Lupin beans might just be the next big thing. But what are they? From sustainable alternative proteins to novel functional ingredients and nutrition-packed snacks, this mighty legume is now stealing the show in the food industry.
Lupin beans, also known as lupini beans, are a nutritional powerhouse. These round mustard-coloured beans are full of fibre, contain all nine amino acids, and are packed with vitamins and minerals like magnesium. Lupin beans, which the ancient Romans were big fans of, are also incredibly sustainable to grow, contributing to soil-friendly crop rotations.
For years, they’ve been eaten as a pickled snack, appearing on antipasti boards. But they haven’t gotten much of the spotlight. Now, food innovators are finding new ways to use this legume, and lupin beans are now all the rage.
One way startups are utilising lupin beans is ingredient innovation. They’re unlocking new kinds of ingredients with specific functional qualities and nutrition content. Wide Open Agriculture in Western Australia, for instance, are extracting high-grade proteins from lupin beans, which are widely grown in the region, traditionally only to feed livestock.
The company is now working with researchers at Curtin University to test how lupin-based protein can then be used as an ingredient in a range of food products like bread and pasta.
Over in Malaysia, ingredients supplier CK Ingredients has been using lupin beans to make its LuPro Lupin product. It’s one of the company’s top-sellers that helps brands boost the protein content of their foods, be it snacks or smoothies, and also acts as a replacement for starches in formulations.
CK, which described lupins as a “rebel bean”, touts the bean as a hero thanks to its keto-friendly qualities. For food brands, that’s a selling point that could help attract increasingly health-conscious consumers, many of whom are now trying out the popular diet trend.
Turning lupini into vegan meat
Beyond the realm of ingredients, lupin beans are being converted into plant-based meats too. Especially as the vegan industry matures, more brands are differentiating themselves from the competition by using a more diverse range of plant crops. And they’re choosing lupini as one of them, instead of more widely used plant proteins like soy, wheat, and peas.

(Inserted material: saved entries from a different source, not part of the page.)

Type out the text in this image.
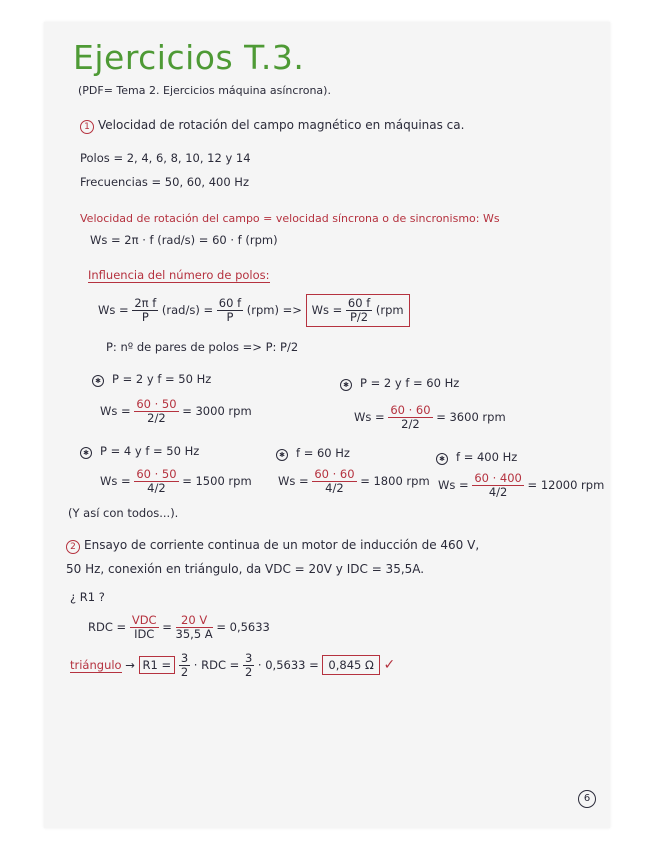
Ejercicios T.3.
(PDF= Tema 2. Ejercicios máquina asíncrona).
1 Velocidad de rotación del campo magnético en máquinas ca.
Polos = 2, 4, 6, 8, 10, 12 y 14
Frecuencias = 50, 60, 400 Hz
Velocidad de rotación del campo = velocidad síncrona o de sincronismo: Ws
Ws = 2π · f (rad/s) = 60 · f (rpm)
Influencia del número de polos:
$Ws = \frac{\text{2π f}}{P} (rad/s) = \frac{60 f}{P} (rpm) => Ws = \frac{60 f}{P/2} (rpm$
P: nº de pares de polos => P: P/2
✱ P = 2 y f = 50 Hz
$Ws = \frac{60 \cdot 50}{2/2} = 3000$ rpm
✱ P = 2 y f = 60 Hz
$Ws = \frac{60 \cdot 60}{2/2} = 3600$ rpm
✱ P = 4 y f = 50 Hz
$Ws = \frac{60 \cdot 50}{4/2} = 1500$ rpm
✱ f = 60 Hz
$Ws = \frac{60 \cdot 60}{4/2} = 1800$ rpm
✱ f = 400 Hz
$Ws = \frac{60 \cdot 400}{4/2} = 12000$ rpm
(Y así con todos...).
2 Ensayo de corriente continua de un motor de inducción de 460 V,
50 Hz, conexión en triángulo, da VDC = 20V y IDC = 35,5A.
¿ R1 ?
RDC = $\frac{\text{VDC}}{\text{IDC}} = \frac{20 V}{35,5 A} = 0,5633$
triángulo → $R1 = \frac{3}{2}$ · RDC = $\frac{3}{2} \cdot 0,5633 = 0,845$ Ω ✓
6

Eighth Day Foods has created LUPREME®, which is made out of 100% whole-kernel sweet lupin beans. Using traditional fermentation processing, the startup harvests whole blocks of Lupreme, which tastes, looks, and cooks like animal meat that resembles chicken. It can be cut into fillets, formed into sausages, strips, or nuggets, or made into a mince alternative.
In Sweden, Lund-based LuFu is using lupin beans to make tofu and chicken bites. Founded by four Lund University master’s students late last year, the young company wants to make a whole range of plant-based protein alternatives using the ancient legume. The brand’s vegan-friendly chicken bites, for instance, uses lupin bean okara (the byproduct of lupin-based tofu production) and combines it with vital wheat gluten.
Another Swedish firm, Lupinita, uses the bean to make soy-free tempeh. Using locally grown lupin beans, the company ferments its own slabs of tempeh, which can be marinated, fried, and grilled just like its traditional soy-based counterparts.
There are even companies making egg and dairy alternatives using lupin beans. While Lupini Milk is using the bean to make 100% plant-based milk, Nabati Foods recently debuted its new vegan, gluten-free and soy-free liquid egg replacement that uses lupinis as its base.